Thanks Sander for the feedback!

Addressed review comments.

efriedma added inline comments.May 4 2020, 11:35 AM
llvm/lib/Transforms/InstCombine/InstCombineVectorOps.cpp
847

I'd prefer to bail out more aggressively here; I'm not sure this makes sense for scalable vectors.

880

I'd prefer to bail out more aggressively here; I'm not sure this makes sense for scalable vectors.

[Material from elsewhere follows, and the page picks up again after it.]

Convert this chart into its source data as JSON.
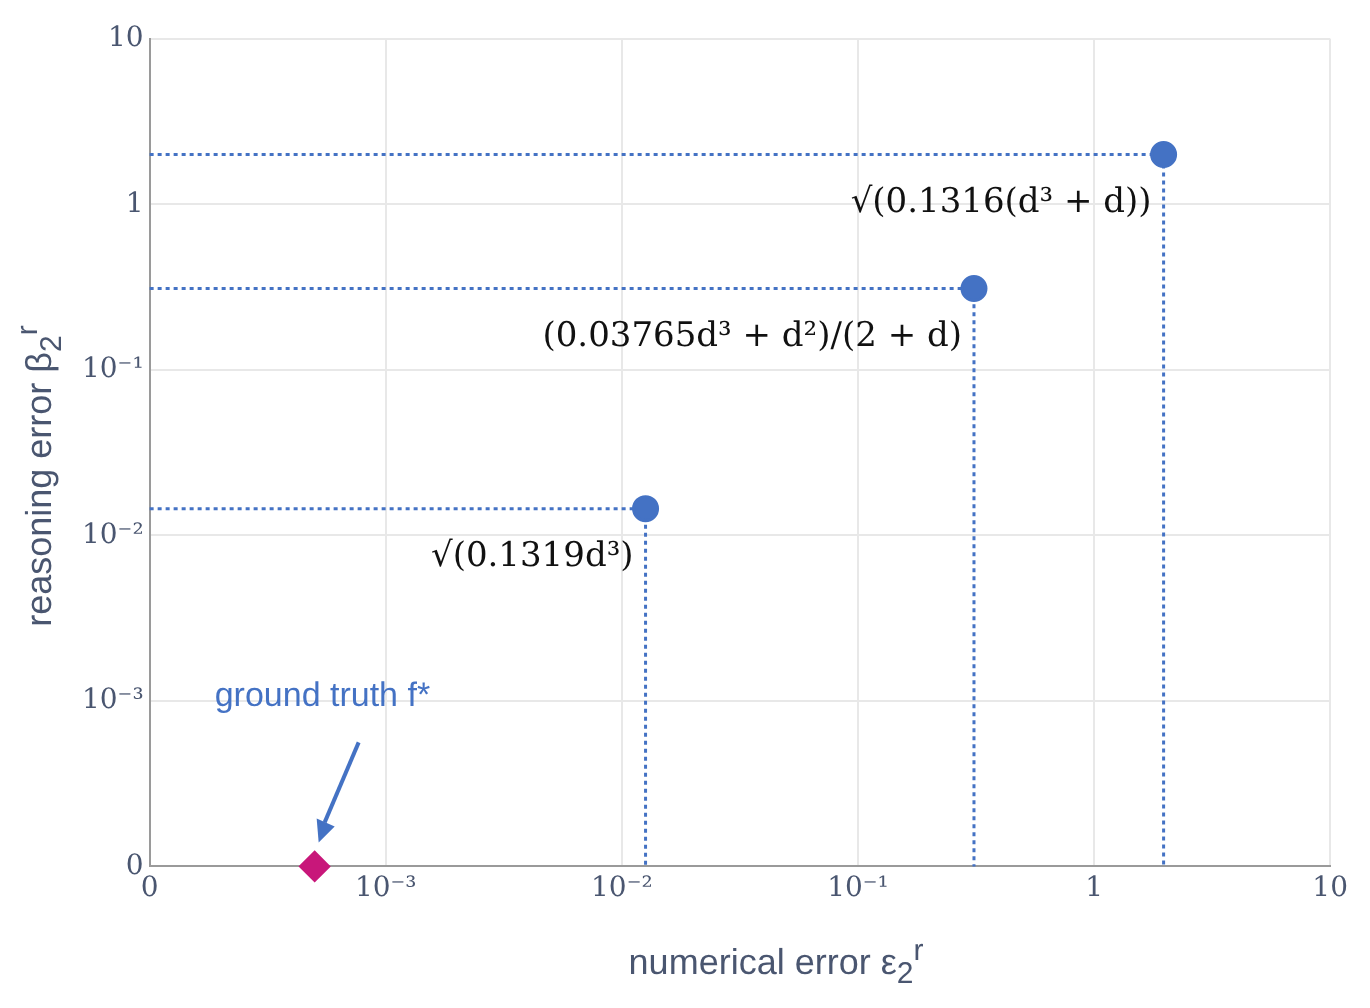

huihuiz updated this revision to Diff 262692.May 7 2020, 10:28 AM
huihuiz marked 2 inline comments as done.
huihuiz edited the summary of this revision. (Show Details)

Address review comments.

efriedma accepted this revision.May 7 2020, 11:08 AM

LGTM with one minor nit

llvm/lib/Transforms/InstCombine/InstCombineSimplifyDemanded.cpp
1193–1198

Cannot

This revision is now accepted and ready to land.May 7 2020, 11:08 AM
sdesmalen accepted this revision.May 7 2020, 12:38 PM

LGTM as well. Thanks for adding the extra comments to the tests!

huihuiz marked an inline comment as done.May 7 2020, 12:46 PM

Thanks! Fixed in the committed patch.

This revision was automatically updated to reflect the committed changes.